1. The multi-satellite serial emission system is characterized by comprising a satellite fairing, a point separation device, a first supporting cabin, a first transition cabin, a second supporting cabin, a satellite adapter, a second transition cabin, a third transition cabin and a third supporting cabin;

the satellite fairing is used for protecting the payload inside the satellite fairing before the carrier rocket takes off and flies; the first transition cabin, the second transition cabin and the third transition cabin are used as structural supports of a satellite fairing and a satellite, and the payload in the rocket is protected before the carrier rocket takes off and in flight; the butt joint surface of the first transition cabin and the second supporting cabin is a separating surface of the first transition cabin and the rocket, the first transition cabin is connected with the rocket through a initiating explosive device, and separation is implemented by adopting a separating spring;

the space occupied by the first supporting cabin and the point type separation device is subtracted from the space occupied by the satellite fairing, other spaces can be used for placing satellites, and the minimum gap between the satellite fairing and the satellites is not less than 150mm; the available space in the satellite fairing can meet the envelope space requirement of satellites with the weight of more than 100 kg;

the inner space formed by the first supporting cabin, the first transition cabin and the second supporting cabin can meet the outer envelope requirement of the satellite with the level of more than 100 kg; the minimum clearance between the satellite and the combination of the first supporting cabin and the first transition cabin is not less than 150mm;

the inner space formed by the second transition cabin, the third transition cabin, the second supporting cabin and the third supporting cabin can meet the outer envelope requirement of the satellite with the level of more than 100 kg; the minimum clearance between the satellite and the second support cabin, the second transition cabin and the third transition cabin is not less than 150mm.

2. The multi-satellite serial launching system according to claim 1, wherein a satellite is arranged on the first supporting cabin in the satellite fairing, and the satellite-rocket connection is realized through the point separation device; the second supporting cabin and the satellite adapter are arranged in the first transition cabin, a satellite is arranged on the second supporting cabin and the satellite adapter, and satellite-rocket connection is realized through a bag strap; the third supporting cabin is arranged in the second transition cabin and the third transition cabin, a satellite is arranged on the third supporting cabin, and satellite-rocket connection is achieved through the point type separation device.

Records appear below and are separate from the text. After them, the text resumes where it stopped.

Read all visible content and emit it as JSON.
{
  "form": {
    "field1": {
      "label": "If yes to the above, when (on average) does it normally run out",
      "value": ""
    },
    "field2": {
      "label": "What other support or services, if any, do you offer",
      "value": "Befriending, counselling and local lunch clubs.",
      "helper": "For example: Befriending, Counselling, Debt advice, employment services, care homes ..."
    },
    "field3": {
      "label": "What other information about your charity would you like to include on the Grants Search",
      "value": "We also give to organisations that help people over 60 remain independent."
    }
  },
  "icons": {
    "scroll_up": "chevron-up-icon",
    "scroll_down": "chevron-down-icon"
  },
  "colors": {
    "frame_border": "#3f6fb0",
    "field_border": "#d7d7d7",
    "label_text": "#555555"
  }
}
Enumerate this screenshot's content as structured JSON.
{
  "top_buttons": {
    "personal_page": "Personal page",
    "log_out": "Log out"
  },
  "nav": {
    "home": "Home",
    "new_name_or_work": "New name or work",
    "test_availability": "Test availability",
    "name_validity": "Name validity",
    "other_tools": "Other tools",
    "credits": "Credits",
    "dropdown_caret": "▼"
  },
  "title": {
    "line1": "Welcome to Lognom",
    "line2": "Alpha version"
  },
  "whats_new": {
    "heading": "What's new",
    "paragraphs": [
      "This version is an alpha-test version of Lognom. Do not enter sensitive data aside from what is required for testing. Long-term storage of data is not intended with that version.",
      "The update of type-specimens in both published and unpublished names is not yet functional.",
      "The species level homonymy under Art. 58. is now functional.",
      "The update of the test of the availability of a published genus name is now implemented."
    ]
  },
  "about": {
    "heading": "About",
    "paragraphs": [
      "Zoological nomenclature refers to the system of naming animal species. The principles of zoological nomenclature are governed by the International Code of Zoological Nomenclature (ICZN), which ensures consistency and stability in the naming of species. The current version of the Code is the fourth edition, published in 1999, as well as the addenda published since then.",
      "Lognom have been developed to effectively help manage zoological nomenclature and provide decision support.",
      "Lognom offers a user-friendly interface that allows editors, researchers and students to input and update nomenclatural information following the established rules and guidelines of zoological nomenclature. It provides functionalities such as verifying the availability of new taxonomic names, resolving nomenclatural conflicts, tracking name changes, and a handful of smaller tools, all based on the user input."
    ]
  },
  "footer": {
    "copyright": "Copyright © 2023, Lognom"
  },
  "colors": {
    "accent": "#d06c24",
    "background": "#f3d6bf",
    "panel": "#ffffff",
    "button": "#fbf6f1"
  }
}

3. The multi-satellite serial transmission system of claim 1, wherein the satellite on the third support pod is laterally offset by 200mm.

4. The multi-star serial launch system of claim 1 wherein said second support pod has a major diameter end facing upward and a minor diameter end facing downward.

5. The multi-star serial launch system of claim 1 wherein the satellite separation velocity direction within the satellite fairing is parallel to the arrow axis.

6. The multi-satellite serial launch system of claim 1, wherein the satellite separation velocity direction within the first transition capsule is parallel to the arrow axis.

7. The multi-satellite serial launch system of claim 1, wherein satellite separation velocity directions within the second transition pod and the third transition pod are parallel to an arrow axis.